Radicals responded that the administration was to blame for calling off the Faculty meeting since the demonstrators were not preventing anyone from entering the meeting room, that the tactics used were justified because of the immoral nature of ROTC, and that the purpose of the sit-in was not to disrupt the Faculty meeting but to influence the outcome of the meeting.

Dean Glimp was present at the forum but did not participate in the discussions.

Hoffmann vs. Putnam

Liberal and radical spokesmen for the Faculty were, respectively, Stanley H. Hoffmann, professor of Government, and Hilary W. Putnam, professor of Philosophy.

"It is outrageous that one group believes that it has the truth," Hoffmann said. "This is something that can be settled only by rational debate and not by one group," he added.
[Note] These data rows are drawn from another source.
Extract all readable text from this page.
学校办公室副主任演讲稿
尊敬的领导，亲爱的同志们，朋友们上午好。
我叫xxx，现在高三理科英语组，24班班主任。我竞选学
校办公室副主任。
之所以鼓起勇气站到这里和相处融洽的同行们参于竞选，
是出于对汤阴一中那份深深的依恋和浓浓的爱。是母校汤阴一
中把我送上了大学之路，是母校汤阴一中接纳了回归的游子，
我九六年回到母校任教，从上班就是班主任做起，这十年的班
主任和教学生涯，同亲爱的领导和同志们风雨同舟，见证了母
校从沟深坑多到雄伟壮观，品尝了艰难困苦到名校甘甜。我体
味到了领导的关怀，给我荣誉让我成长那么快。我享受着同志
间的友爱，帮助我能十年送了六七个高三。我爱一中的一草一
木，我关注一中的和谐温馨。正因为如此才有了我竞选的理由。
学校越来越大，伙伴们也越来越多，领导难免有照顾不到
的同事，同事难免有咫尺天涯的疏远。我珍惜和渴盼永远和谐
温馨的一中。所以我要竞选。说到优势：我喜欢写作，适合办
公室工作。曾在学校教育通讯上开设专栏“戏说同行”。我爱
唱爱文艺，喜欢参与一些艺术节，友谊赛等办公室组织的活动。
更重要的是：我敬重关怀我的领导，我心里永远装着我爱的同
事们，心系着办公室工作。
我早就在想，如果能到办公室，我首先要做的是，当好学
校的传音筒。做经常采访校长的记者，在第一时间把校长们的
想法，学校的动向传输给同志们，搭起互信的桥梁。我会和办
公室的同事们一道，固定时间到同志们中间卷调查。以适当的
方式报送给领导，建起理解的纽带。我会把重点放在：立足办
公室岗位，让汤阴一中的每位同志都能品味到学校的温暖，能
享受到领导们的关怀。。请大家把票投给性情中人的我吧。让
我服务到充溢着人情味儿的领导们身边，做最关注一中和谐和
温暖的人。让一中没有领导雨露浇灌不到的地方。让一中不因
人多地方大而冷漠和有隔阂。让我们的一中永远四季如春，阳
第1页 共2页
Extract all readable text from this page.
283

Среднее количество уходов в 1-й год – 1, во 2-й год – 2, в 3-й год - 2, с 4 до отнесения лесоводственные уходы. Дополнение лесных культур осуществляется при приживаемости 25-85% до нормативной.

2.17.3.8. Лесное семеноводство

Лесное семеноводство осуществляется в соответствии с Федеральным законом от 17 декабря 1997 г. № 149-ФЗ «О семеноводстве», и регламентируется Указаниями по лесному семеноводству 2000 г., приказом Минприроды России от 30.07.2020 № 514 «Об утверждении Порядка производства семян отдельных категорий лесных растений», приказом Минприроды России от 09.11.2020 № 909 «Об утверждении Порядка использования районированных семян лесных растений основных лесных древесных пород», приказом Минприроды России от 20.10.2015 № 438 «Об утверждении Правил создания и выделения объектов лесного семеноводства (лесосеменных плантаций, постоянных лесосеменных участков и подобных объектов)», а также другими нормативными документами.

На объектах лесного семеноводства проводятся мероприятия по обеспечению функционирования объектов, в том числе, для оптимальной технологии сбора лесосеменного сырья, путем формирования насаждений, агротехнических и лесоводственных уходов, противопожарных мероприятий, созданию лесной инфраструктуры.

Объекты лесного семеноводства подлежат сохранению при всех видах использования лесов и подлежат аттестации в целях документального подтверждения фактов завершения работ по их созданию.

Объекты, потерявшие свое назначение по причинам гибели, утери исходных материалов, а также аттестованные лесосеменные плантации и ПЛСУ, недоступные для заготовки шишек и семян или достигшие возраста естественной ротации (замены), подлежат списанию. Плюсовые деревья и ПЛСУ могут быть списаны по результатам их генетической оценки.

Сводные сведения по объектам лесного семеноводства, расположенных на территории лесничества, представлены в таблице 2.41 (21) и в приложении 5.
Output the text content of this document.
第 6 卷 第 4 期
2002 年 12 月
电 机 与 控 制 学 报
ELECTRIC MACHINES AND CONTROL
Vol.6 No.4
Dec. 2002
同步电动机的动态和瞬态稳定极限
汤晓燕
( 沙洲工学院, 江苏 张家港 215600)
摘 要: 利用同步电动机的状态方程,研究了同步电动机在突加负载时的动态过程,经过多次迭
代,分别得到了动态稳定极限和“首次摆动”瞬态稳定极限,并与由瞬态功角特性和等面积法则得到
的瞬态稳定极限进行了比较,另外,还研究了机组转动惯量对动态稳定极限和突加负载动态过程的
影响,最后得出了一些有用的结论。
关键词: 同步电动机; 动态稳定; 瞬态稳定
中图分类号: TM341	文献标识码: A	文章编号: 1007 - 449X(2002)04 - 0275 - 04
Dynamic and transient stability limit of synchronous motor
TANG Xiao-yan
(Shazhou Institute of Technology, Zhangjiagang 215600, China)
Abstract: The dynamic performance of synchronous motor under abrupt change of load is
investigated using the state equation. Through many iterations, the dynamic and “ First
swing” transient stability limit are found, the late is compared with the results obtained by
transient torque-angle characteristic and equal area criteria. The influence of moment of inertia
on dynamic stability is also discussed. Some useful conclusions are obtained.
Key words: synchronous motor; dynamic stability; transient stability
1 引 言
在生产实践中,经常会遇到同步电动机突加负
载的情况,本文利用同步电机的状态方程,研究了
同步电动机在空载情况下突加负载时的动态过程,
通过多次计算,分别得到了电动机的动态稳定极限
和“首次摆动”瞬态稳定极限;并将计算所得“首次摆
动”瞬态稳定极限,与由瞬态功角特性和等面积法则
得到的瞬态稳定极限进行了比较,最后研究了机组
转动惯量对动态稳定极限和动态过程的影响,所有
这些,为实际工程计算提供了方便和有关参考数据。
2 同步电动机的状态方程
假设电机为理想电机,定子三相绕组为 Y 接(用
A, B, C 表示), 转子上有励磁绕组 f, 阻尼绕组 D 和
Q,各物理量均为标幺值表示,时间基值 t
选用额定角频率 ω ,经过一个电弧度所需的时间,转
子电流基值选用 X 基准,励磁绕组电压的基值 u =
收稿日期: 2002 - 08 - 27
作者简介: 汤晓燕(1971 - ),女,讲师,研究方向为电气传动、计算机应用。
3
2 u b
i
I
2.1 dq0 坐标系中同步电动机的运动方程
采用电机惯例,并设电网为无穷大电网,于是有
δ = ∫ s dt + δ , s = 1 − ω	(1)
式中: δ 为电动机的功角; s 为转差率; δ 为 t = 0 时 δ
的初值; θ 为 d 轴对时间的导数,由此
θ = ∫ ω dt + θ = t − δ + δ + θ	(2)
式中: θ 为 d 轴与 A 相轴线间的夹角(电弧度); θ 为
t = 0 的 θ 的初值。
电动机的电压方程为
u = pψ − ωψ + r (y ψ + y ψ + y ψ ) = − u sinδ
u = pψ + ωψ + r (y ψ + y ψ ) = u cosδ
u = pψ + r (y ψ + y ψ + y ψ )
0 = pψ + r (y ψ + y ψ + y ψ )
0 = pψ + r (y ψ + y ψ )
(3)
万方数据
Hoffmann condemned the sit-in as an "intolerable form of pressure." He said that the "clock has been turned back," because of the sit-in, adding that proposals for student representation would have been introduced at the Faculty meeting.

Putnam defended the use of militant tactics on behalf of moral causes. "As a philosopher, I do get depressed about the moral relativism that our colleagues in Social Sciences see fit to embrace," he said. "The idea that on a serious moral issue on which people disagree, neither side can claim the truth seems to me an intolerable position," Putnam added. "What people have, they have because they fought," he said.

James Q. Wilson, professor of Government and member of the CEP, said that the administration and Faculty has responded to the legitimate demands of students and that "a decision will not be made under moral duress." Wilson blamed the participants in the sit-in for preventing the Faculty meeting from taking place.

Tracy B. Strong, instructor in Social Studies, denounced the sit-in as "totally irresponsible and immoral" because it has split the anti-ROTC forces. "A popular front is not now possible," he said.